Jane começou a se interessar por atuação em 1954, quando participou de uma performance ao lado de seu pai, mas apenas em 1958 realmente decidiu atuar, após conhecer Lee Strasberg, um grande diretor e técnico de atuação. Jane diz que o encontro mudou sua vida, já que Lee foi a primeira pessoa além de seu pai a dizer que ela tinha um talento real.
Após esse episódio, Fonda iniciou sua carreira no teatro, que lançou as bases para seus trabalhos no cinema a partir dos anos 60. Em 1963, a atriz já recebia seu primeiro Globo de Ouro por sua interpretação de uma prostituta em Pelos Bairros do Vício (Walk on The Wild Side, 1962), porém, foi com o filme Dívida de Sangue (Cat Ballou, 1965) que Jane Fonda foi lançada ao estrelato. Depois disso, vieram papéis como a personagem que dá nome ao filme Barbarella (1968), o qual estabeleceu o status da atriz como sex symbol, o da prostituta Bree Daniels em Klute – O Passado Condena (1971) e a esposa adúltera de um militar em Amargo Regresso (Coming Home, 1978). Os dois últimos lhe renderam o Oscar de Melhor Atriz, bem como o Globo de Ouro na mesma categoria. Jane continuou estrelando filmes, principalmente aqueles que traziam ao público questões sociais importantes, até 1990, quando decidiu se aposentar, dando uma pausa de 15 anos em sua carreira.
Um lado de Jane Fonda que poucos conhecem é o de ativista. Nos anos 60, ela se envolveu com ativismo político em apoio ao Movimento de Direitos Civis nos Estados Unidos, um movimento com o objetivo de assegurar aos negros direitos legais que americanos brancos já possuíam e acabar com a segregação racial do país. Além disso, também passou a fazer parte do ativismo contra a Guerra do Vietnã. Em 1970, a atriz formou, junto de mais dois amigos, o tour FTA (Free The Army, em português “Liberte o Exército”), um show de estrada anti-guerra que passava por cidades militares da costa oeste dos Estados Unidos, com o objetivo de estabelecer um diálogo com os soldados sobre suas próximas missões militares no Vietnã.
No mesmo ano, Fonda também discursou contra a Guerra em um comício organizado pelo grupo Veteranos da Guerra do Vietnã Contra a Guerra (VVAW). Ela também se ofereceu para ajudar a arrecadar fundos para a instituição e, por seus esforços, recebeu o título de Coordenadora Nacional Honorária. Sua polêmica viagem para a cidade de Hanói, no Vietnã do Norte, para ver em primeira mão a situação da guerra com os vietnamitas, rendeu-lhe muitas críticas e o apelido Hanói Jane, após ela ser fotografada sentada em uma arma de defesa antiaérea.

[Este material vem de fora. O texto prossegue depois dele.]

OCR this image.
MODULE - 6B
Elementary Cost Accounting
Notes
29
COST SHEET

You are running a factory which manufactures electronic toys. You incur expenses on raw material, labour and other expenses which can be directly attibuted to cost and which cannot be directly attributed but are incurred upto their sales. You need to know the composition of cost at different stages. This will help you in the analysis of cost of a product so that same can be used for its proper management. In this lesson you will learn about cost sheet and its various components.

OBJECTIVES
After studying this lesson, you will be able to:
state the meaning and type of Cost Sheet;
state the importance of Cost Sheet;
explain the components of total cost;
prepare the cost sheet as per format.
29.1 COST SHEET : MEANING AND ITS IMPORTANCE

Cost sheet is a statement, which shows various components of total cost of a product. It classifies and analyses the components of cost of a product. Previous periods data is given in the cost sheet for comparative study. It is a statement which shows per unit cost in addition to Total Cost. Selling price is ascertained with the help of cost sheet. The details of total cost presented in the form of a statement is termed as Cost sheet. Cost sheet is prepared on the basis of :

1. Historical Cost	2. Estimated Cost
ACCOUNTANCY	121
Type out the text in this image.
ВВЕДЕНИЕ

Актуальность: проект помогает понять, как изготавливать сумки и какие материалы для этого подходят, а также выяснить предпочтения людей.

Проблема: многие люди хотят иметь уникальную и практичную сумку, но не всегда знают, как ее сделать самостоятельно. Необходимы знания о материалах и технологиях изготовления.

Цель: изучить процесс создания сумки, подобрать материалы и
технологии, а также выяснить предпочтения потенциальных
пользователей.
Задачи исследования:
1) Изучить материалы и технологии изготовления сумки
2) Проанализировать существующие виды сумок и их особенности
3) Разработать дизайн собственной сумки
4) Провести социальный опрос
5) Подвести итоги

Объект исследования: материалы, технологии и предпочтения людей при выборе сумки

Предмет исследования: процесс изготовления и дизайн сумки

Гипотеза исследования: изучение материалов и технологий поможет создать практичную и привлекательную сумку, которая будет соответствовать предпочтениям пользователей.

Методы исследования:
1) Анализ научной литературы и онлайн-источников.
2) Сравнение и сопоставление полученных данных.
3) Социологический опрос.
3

Fonda também é uma ativista passionada pelos direitos das mulheres. Ela afirma que seu passado difícil foi um dos motivadores para isto e que, através de seu trabalho, ela quer ajudar vítimas de abuso a perceberem que o acontecido não é culpa delas. Dessa forma, a atriz é uma apoiadora ativa do V-Day, um movimento global que busca acabar com a violência contra mulheres. Ela também criou o Centro Jane Fonda para Saúde Reprodutiva na Adolescência, na Universidade Emory, a qual busca ajudar a prevenir a gravidez na adolescência. Em 2004, a atriz liderou uma marcha pela Ciudad Juárez, no México, exigindo que o governo providenciasse mais recursos para os oficiais responsáveis pela investigação dos assassinatos de centenas de mulheres na fronteira da cidade.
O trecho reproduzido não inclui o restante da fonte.